Am 8. September kündigte Ahmadullah Wasiq, ein Beamter der Taliban-Kulturkommission, ein Sportverbot für Frauen an. Als Grund wurde angegeben, dass die Outfits von Sportlerinnen zu viel von ihrem Körper preisgeben würden.

„Sie könnten mit einer Situation konfrontiert werden, in der ihr Gesicht und ihr Körper nicht bedeckt sind. Der Islam erlaubt es nicht, dass Frauen so gesehen werden. Es ist das Medienzeitalter, und es wird Fotos und Videos geben, und dann sehen sich die Leute es an“, sagte Wasiq den australischen SBS News, als er nach dem Cricket-Team des Landes gefragt wurde. “Der Islam und das islamische Emirat erlauben Frauen nicht, Cricket zu spielen oder Sportarten zu betreiben, bei denen sie entlarvt werden.”

Darüber hinaus bleiben mehrere andere ähnliche Probleme ungelöst. Darunter das Recht von Frauen, ohne Begleitung eines Mannes in die Öffentlichkeit zu gehen, oder ihre Arbeitsfreiheit. “Wir befinden uns in einer völligen Schwebe”, bedauerte Mahbouba Seraj.

“Wir haben viele verschiedene Geschichten, die alles erzählen.

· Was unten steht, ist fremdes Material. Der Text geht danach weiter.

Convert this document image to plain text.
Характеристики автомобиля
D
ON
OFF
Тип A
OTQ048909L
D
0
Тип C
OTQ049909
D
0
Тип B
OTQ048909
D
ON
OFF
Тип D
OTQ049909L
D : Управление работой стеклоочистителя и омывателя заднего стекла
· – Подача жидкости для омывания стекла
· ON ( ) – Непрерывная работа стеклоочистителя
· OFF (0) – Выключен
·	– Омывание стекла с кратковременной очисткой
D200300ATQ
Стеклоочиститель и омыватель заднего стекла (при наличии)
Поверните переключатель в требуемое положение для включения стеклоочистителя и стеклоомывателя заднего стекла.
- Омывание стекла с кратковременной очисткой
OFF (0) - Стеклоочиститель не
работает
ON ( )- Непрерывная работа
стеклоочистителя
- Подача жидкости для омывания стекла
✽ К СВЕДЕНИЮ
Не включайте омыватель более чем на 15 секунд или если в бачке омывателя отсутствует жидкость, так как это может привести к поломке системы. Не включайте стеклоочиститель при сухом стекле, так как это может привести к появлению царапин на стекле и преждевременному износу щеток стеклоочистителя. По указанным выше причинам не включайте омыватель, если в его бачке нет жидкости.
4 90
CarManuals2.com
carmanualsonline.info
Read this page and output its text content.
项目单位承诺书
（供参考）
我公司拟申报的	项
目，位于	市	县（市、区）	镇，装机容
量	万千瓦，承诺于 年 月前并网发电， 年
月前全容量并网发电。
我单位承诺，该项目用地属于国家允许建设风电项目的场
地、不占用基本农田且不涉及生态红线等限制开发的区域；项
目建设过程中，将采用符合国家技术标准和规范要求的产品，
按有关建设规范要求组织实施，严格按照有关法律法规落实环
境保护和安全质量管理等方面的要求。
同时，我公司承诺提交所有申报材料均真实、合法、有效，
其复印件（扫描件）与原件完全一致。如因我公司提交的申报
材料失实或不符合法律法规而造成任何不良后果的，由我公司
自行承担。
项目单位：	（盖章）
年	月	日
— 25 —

In einigen Regionen verbot die Polizei Frauen, zur Arbeit zu gehen, aber das ist nicht überall der Fall”, fügte die Aktivistin hinzu. “In Wirklichkeit fühlen wir uns wie in einer Zwischensituation und wissen nicht, was wirklich mit unserer Freiheit passiert.”

Auch das afghanische Cricket Board trug zur Verwirrung bei. Sein Vorsitzender Azizullah Fazli hat behauptet, dass Frauen Cricket spielen dürften, was eine offensichtliche Umkehrung der Hardliner-Haltung der Taliban darstellt. “Wir werden Ihnen unsere klare Position darlegen, wie wir Frauen das Kricketspielen ermöglichen werden”, sagte er. er sagte SBS Radio Pashto am späten Freitag. “In Kürze werden wir Ihnen gute Nachrichten über unser weiteres Vorgehen mitteilen.”

Als die Taliban am Dienstag ihre Übergangsregierung vorstellten, kündigten sie auch die Rückkehr des Ministeriums für die Verbreitung der Tugend und die Verhinderung des Lasters an. Während der ersten Regierung der Organisation war die Institution für die Durchsetzung einer strengen Auslegung des islamischen Rechts verantwortlich. Ihre Agenten patrouillierten durch die Straßen, zwangen Geschäfte zur Gebetszeit zu schließen, schlugen diejenigen, die laute Musik hörten, und verbannten Mädchen von der Schule. Die Rückkehr des gefürchteten Ministeriums hat die Hoffnungen auf eine tolerante Regierung weiter zerschlagen.

Jeder “Aufstand wird hart getroffen”

Während einige Frauen beschlossen haben, ihren Mut in beide Hände zu nehmen, um die Taliban herauszufordern, hat Mahbouba Seraj beschlossen, sich von den Demonstrationen fernzuhalten. Mit 70 weigert sich der langjährige Aktivist, an den Märschen teilzunehmen. “Die jungen Frauen, die auf die Straße gehen, sind voller Mut, aber auch so naiv”, sagte sie. „Ich bin überhaupt nicht optimistisch, was unsere Rechte angeht. Aber im Moment habe ich besonders Angst, dass diese Demonstrationen nur zu einem härteren Vorgehen und zu Verlusten von Menschenleben führen werden“, sagte sie und forderte die Zivilgesellschaft auf, „sich zu koordinieren und darüber nachzudenken, Bewegung, die eine echte internationale Wirkung haben wird”.

In Anlehnung an die Befürchtungen des Aktivisten warnte der Chefsprecher der islamistischen Hardliner vor weiteren Versuchen, sich gegen ihre Herrschaft zu erheben: “Wer versucht, einen Aufstand zu beginnen, wird hart getroffen. Wir werden keinen weiteren zulassen”, sagte Zabihullah Mujahid auf einer Pressekonferenz in Kabul, nachdem er am Montag den Sieg über die Panjshir-Rebellen behauptet hatte.

All das verheißt nichts Gutes für künftige Proteste von Frauen – es sei denn, sie sind pro-Taliban.

Dieser Artikel wurde vom Original in französischer Sprache übernommen.